Penerapan kebijakan penggunaan bahan bakar nabati itu dilakukan setelah melewati berbagai rangkaian uji teknis sejak Juli 2024. Penumpang menjadi turut berkontribusi dalam mengurangi tingkat emisi karbon melalui penggunaan sarana transportasi bertenaga bahan nabati tersebut.
"Kami mengerti bahwa efisiensi dan biaya perjalanan yang terjangkau adalah hal yang sangat berarti bagi masyarakat. Di tengah kondisi Bahan Bakar Minyak (BBM) yang semakin terbatas, kereta api hadir sebagai solusi mobilitas yang tetap hemat dan bisa diandalkan. Dengan menggunakan B40 hasil inovasi Kementerian ESDM ini, setiap pelanggan otomatis menjadi bagian dari transformasi besar menuju transisi energi nasional yang lebih sustain dan ramah lingkungan," kata Vice President Corporate Communication KAI Anne Purba dalam keterangannya di Jakarta, Sabtu, 11 April 2026.
KAI sangat antusias menyambut kemunculan pengembangan inovasi Biosolar B50 yang sedang dikerjakan pemerintah. Armada kereta api yang nantinya beralih ke bahan bakar B50 akan menjalani serangkaian uji teknis yang sangat menyeluruh.
"Kami sangat mendukung rencana transisi ke B50 yang tengah digarap oleh Kementerian ESDM. Pemanfaatan energi terbarukan yang semakin maju membuat kereta api semakin unggul dalam menjaga kelestarian alam, sehingga kita bisa mewariskan lingkungan yang lebih sehat untuk generasi mendatang," ujarnya.
Total pelanggan Kereta Api Jarak Jauh dan Lokal selama Triwulan I 2026 mencapai 14.515.350 orang. Data mencatat peningkatan volume pelanggan tersebut naik 18,4 persen dibandingkan catatan periode tahun 2025.
Pencapaian jumlah penumpang tersebut tumbuh secara signifikan jika dibandingkan tahun lalu dengan 12.261.632 penumpang. KAI terus berupaya memperkuat perannya sebagai solusi logistik yang ramah lingkungan demi kebutuhan mobilitas seluruh rakyat.
Kereta api berhasil mengangkut 12.075.002 ton batu bara guna memastikan ketersediaan pasokan daya listrik Jawa-Bali. Penyaluran logistik komoditas energi tersebut menggunakan rangkaian gerbong khusus dengan tenaga mesin pendorong bahan nabati yang efisien.
Barang-barang penting lainnya termasuk hasil perkebunan sebanyak 2.873.440 ton berhasil didistribusikan secara lancar ke berbagai pelosok daerah. Keamanan distribusi barang retail tetap menjadi fokus utama perusahaan melalui penyediaan moda angkutan yang jauh lebih andal.
Executive Vice President (EVP) Corporate Secretary KAI Wisnu Pramudya menegaskan pentingnya kolaborasi berkelanjutan bersama pihak Kementerian ESDM. Pihaknya sangat berkomitmen mengadopsi kemajuan energi baru guna memperkuat struktur kemandirian sektor energi pada masa mendatang.

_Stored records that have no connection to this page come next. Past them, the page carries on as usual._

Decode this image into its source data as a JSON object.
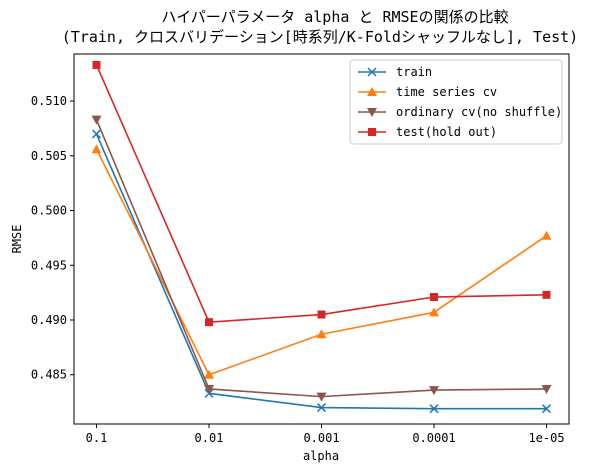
{
  "chart_data": {
    "type": "line",
    "title_line1": "ハイパーパラメータ alpha と RMSEの関係の比較",
    "title_line2": "(Train, クロスバリデーション[時系列/K-Foldシャッフルなし], Test)",
    "xlabel": "alpha",
    "ylabel": "RMSE",
    "categories": [
      "0.1",
      "0.01",
      "0.001",
      "0.0001",
      "1e-05"
    ],
    "ylim": [
      0.4805,
      0.5143
    ],
    "yticks": [
      0.485,
      0.49,
      0.495,
      0.5,
      0.505,
      0.51
    ],
    "ytick_labels": [
      "0.485",
      "0.490",
      "0.495",
      "0.500",
      "0.505",
      "0.510"
    ],
    "legend_position": "top-right",
    "grid": false,
    "series": [
      {
        "name": "train",
        "color": "#1f77b4",
        "marker": "x",
        "values": [
          0.507,
          0.4833,
          0.482,
          0.4819,
          0.4819
        ]
      },
      {
        "name": "time series cv",
        "color": "#ff7f0e",
        "marker": "triangle-up",
        "values": [
          0.5056,
          0.485,
          0.4887,
          0.4907,
          0.4977
        ]
      },
      {
        "name": "ordinary cv(no shuffle)",
        "color": "#8c564b",
        "marker": "triangle-down",
        "values": [
          0.5083,
          0.4837,
          0.483,
          0.4836,
          0.4837
        ]
      },
      {
        "name": "test(hold out)",
        "color": "#d62728",
        "marker": "square",
        "values": [
          0.5133,
          0.4898,
          0.4905,
          0.4921,
          0.4923
        ]
      }
    ]
  }
}
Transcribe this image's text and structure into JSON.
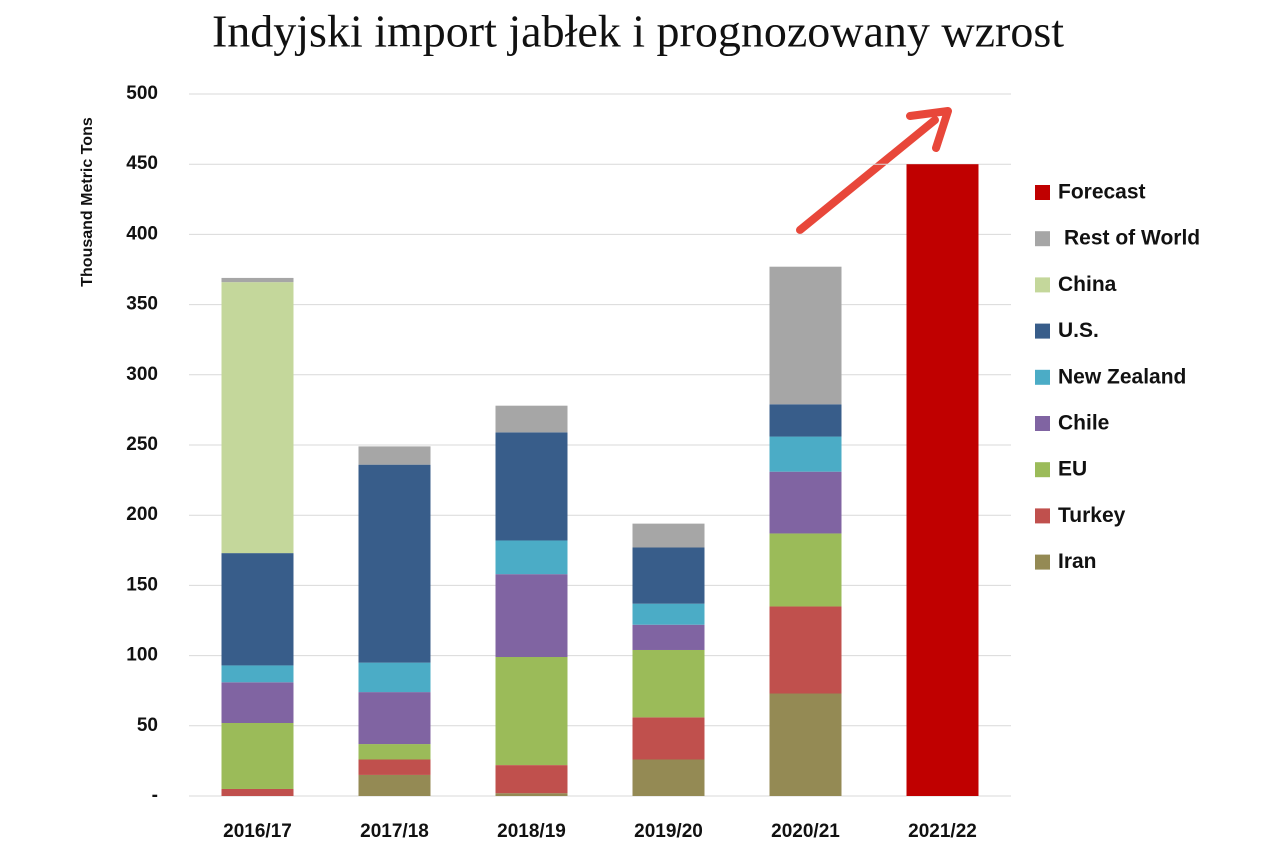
{
  "chart_data": {
    "type": "stacked_bar",
    "title": "Indyjski import jabłek i prognozowany wzrost",
    "y_label": "Thousand Metric Tons",
    "categories": [
      "2016/17",
      "2017/18",
      "2018/19",
      "2019/20",
      "2020/21",
      "2021/22"
    ],
    "ylim": [
      0,
      500
    ],
    "yticks": [
      {
        "value": 0,
        "label": "-"
      },
      50,
      100,
      150,
      200,
      250,
      300,
      350,
      400,
      450,
      500
    ],
    "grid": true,
    "legend": "right",
    "series": [
      {
        "name": "Iran",
        "color": "#948a54",
        "values": [
          null,
          15,
          2,
          26,
          73,
          null
        ]
      },
      {
        "name": "Turkey",
        "color": "#c0504d",
        "values": [
          5,
          11,
          20,
          30,
          62,
          null
        ]
      },
      {
        "name": "EU",
        "color": "#9bbb59",
        "values": [
          47,
          11,
          77,
          48,
          52,
          null
        ]
      },
      {
        "name": "Chile",
        "color": "#8064a2",
        "values": [
          29,
          37,
          59,
          18,
          44,
          null
        ]
      },
      {
        "name": "New Zealand",
        "color": "#4bacc6",
        "values": [
          12,
          21,
          24,
          15,
          25,
          null
        ]
      },
      {
        "name": "U.S.",
        "color": "#385d8a",
        "values": [
          80,
          141,
          77,
          40,
          23,
          null
        ]
      },
      {
        "name": "China",
        "color": "#c4d79b",
        "values": [
          193,
          null,
          null,
          null,
          null,
          null
        ]
      },
      {
        "name": "Rest of World",
        "color": "#a6a6a6",
        "values": [
          3,
          13,
          19,
          17,
          98,
          null
        ]
      },
      {
        "name": "Forecast",
        "color": "#c00000",
        "values": [
          null,
          null,
          null,
          null,
          null,
          450
        ]
      }
    ]
  }
}
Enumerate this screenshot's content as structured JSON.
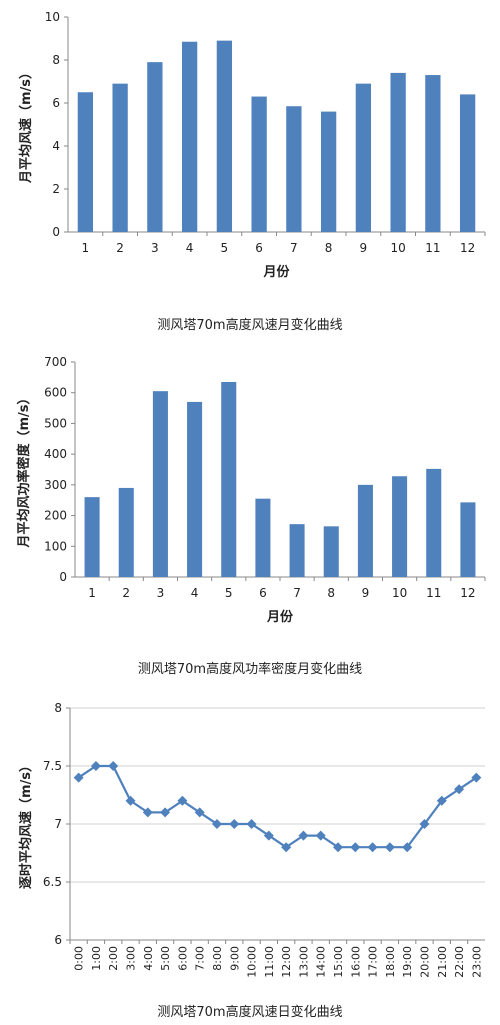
{
  "chart_data": [
    {
      "type": "bar",
      "title": "",
      "xlabel": "月份",
      "ylabel": "月平均风速（m/s）",
      "categories": [
        "1",
        "2",
        "3",
        "4",
        "5",
        "6",
        "7",
        "8",
        "9",
        "10",
        "11",
        "12"
      ],
      "values": [
        6.5,
        6.9,
        7.9,
        8.85,
        8.9,
        6.3,
        5.85,
        5.6,
        6.9,
        7.4,
        7.3,
        6.4
      ],
      "ylim": [
        0,
        10
      ],
      "yticks": [
        0,
        2,
        4,
        6,
        8,
        10
      ],
      "bar_color": "#4f81bd",
      "grid": false,
      "caption": "测风塔70m高度风速月变化曲线"
    },
    {
      "type": "bar",
      "title": "",
      "xlabel": "月份",
      "ylabel": "月平均风功率密度（m/s）",
      "categories": [
        "1",
        "2",
        "3",
        "4",
        "5",
        "6",
        "7",
        "8",
        "9",
        "10",
        "11",
        "12"
      ],
      "values": [
        260,
        290,
        605,
        570,
        635,
        255,
        172,
        165,
        300,
        328,
        352,
        243
      ],
      "ylim": [
        0,
        700
      ],
      "yticks": [
        0,
        100,
        200,
        300,
        400,
        500,
        600,
        700
      ],
      "bar_color": "#4f81bd",
      "grid": false,
      "caption": "测风塔70m高度风功率密度月变化曲线"
    },
    {
      "type": "line",
      "title": "",
      "xlabel": "",
      "ylabel": "逐时平均风速（m/s）",
      "categories": [
        "0:00",
        "1:00",
        "2:00",
        "3:00",
        "4:00",
        "5:00",
        "6:00",
        "7:00",
        "8:00",
        "9:00",
        "10:00",
        "11:00",
        "12:00",
        "13:00",
        "14:00",
        "15:00",
        "16:00",
        "17:00",
        "18:00",
        "19:00",
        "20:00",
        "21:00",
        "22:00",
        "23:00"
      ],
      "values": [
        7.4,
        7.5,
        7.5,
        7.2,
        7.1,
        7.1,
        7.2,
        7.1,
        7.0,
        7.0,
        7.0,
        6.9,
        6.8,
        6.9,
        6.9,
        6.8,
        6.8,
        6.8,
        6.8,
        6.8,
        7.0,
        7.2,
        7.3,
        7.4
      ],
      "ylim": [
        6,
        8
      ],
      "yticks": [
        "6",
        "6.5",
        "7",
        "7.5",
        "8"
      ],
      "line_color": "#4f81bd",
      "marker": "diamond",
      "grid": true,
      "caption": "测风塔70m高度风速日变化曲线"
    }
  ]
}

"Kolaborasi bersama Kementerian ESDM dalam mengadopsi energi terbarukan adalah langkah strategis KAI untuk kemandirian energi nasional. Kami berkomitmen memastikan kereta api terus bertransisi menjadi moda transportasi yang aman dan efisien, serta membawa manfaat berkelanjutan bagi masa depan bangsa," ucap Wisnu.
Rekomendasi Berita
Memuat berita terbaru.....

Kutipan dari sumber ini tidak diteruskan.